Ester, our first employee, proudly posing with her fodder roll.

2. Current feeds are of inherently poor quality. It is an interesting thing, growth. When a company grows, its management gets higher and higher off the ground. For example, how many times do you think the CEO of McDonalds stands in line with the regular people and orders a burger? I don’t know him. He very well may do it every day, but it’s unlikely. The higher off the ground they get the more their decisions are governed by the business rather than the impact or what their customers feel and think about the product. Pembe is probably the largest dairy meal company in Kenya no matter how you measure it. I highly doubt they are going to get down to the smallholder farmer level to get feedback, let alone implement the feedback they receive to try and change what they do to cater to those wants and needs.

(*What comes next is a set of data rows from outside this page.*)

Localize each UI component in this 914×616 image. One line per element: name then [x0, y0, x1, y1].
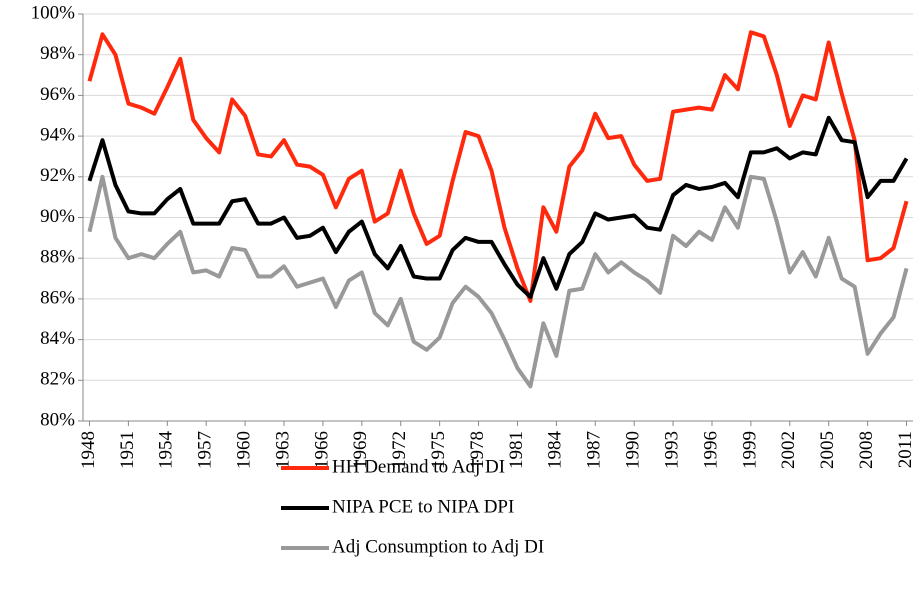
x-tick-label: 1963: [272, 431, 293, 469]
x-tick-label: 1981: [506, 431, 527, 469]
y-tick-label: 94%: [40, 124, 75, 145]
x-tick-label: 1948: [78, 431, 99, 469]
series-line: [87, 115, 909, 299]
x-tick-label: 2002: [778, 431, 799, 469]
x-tick-label: 1996: [700, 431, 721, 469]
x-tick-label: 1984: [545, 431, 566, 470]
y-tick-label: 82%: [40, 369, 75, 390]
x-tick-label: 1969: [350, 431, 371, 469]
legend-label: HH Demand to Adj DI: [332, 456, 505, 477]
x-tick-label: 1987: [584, 431, 605, 469]
y-tick-label: 90%: [40, 206, 75, 227]
x-tick-label: 1951: [117, 431, 138, 469]
x-tick-label: 1993: [661, 431, 682, 469]
y-tick-label: 92%: [40, 165, 75, 186]
x-tick-label: 1954: [156, 431, 177, 470]
x-tick-label: 1978: [467, 431, 488, 469]
legend-label: Adj Consumption to Adj DI: [332, 536, 544, 557]
y-tick-label: 88%: [40, 247, 75, 268]
x-tick-label: 1999: [739, 431, 760, 469]
y-tick-label: 96%: [40, 84, 75, 105]
x-tick-label: 2011: [895, 431, 914, 468]
x-tick-label: 1972: [389, 431, 410, 469]
x-tick-label: 1990: [623, 431, 644, 469]
x-tick-label: 2005: [817, 431, 838, 469]
series-line: [87, 30, 909, 303]
series-line: [87, 174, 909, 389]
x-tick-label: 1975: [428, 431, 449, 469]
x-tick-label: 2008: [856, 431, 877, 469]
y-tick-label: 84%: [40, 328, 75, 349]
y-tick-label: 80%: [40, 409, 75, 430]
x-tick-label: 1957: [195, 431, 216, 469]
x-tick-label: 1960: [233, 431, 254, 469]
y-tick-label: 98%: [40, 43, 75, 64]
y-tick-label: 86%: [40, 287, 75, 308]
x-tick-label: 1966: [311, 431, 332, 469]
y-tick-label: 100%: [31, 2, 76, 23]
legend-label: NIPA PCE to NIPA DPI: [332, 496, 514, 517]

3. There is a lot of mistrust in the market. Ask any farmer who is not making their own feeds and they will tell you that what is for sale in the market is very poor quality. Ask any vet or nutritionist and they will tell you the same. Ask the manufacturer and they will tell you it’s the best. They can’t tell you why, or what’s in it that makes it the best or anything at all about the product, not even the nutritional information, but they know it’s the best. This leaves everyone who uses it in the dark, turning the choice of dairy meal from logic into trial and error. To exacerbate the problem, companies change their products, shifting the goal posts for farmers. Farmers often buy a new product on the market for a while, and then stop. They explain that businesses produce high quality products to get early customers then reduce the nutrients over time to grow margins. I talked with Martin Kinoy who runs Nutramix, a company that does nutritional analysis and builds recipes for companies to follow when making dairy meal. It was an interesting conversation because he knows that people don’t follow the recipes he provides because they order things in the wrong ratios, and he knows, because he works for KEBS (Kenya Bureau of Standards) that there is zero regulation or accountability in the market.

A woman cutting grass off the side of the road for her cow to eat.

A woman cutting grass off the side of the road for her cow to eat.

So the problem is three fold: Cost prohibitive, Poor quality, and Mistrust. So the question then becomes, can we bring a product to the market that is cost effective, high quality and something people can learn to trust? Well, yes, and we are. While the first seems to be a question of product-market fit, the trust issue is a more interesting thing that we are going to have to overcome. While we have ideas about how to make it work, starting with (this may hurt) a foreigner bringing the product, providing people with a test to see if it helps them before they buy, encouraging people to talk about it to their (trusting) friends and possibly, telling people what’s actually IN the stuff! We are very excited about this product and so are the customers. We have gotten good reviews and everything seems to be on track. It’s all just keeping your head down and remembering the problem that you are here to solve.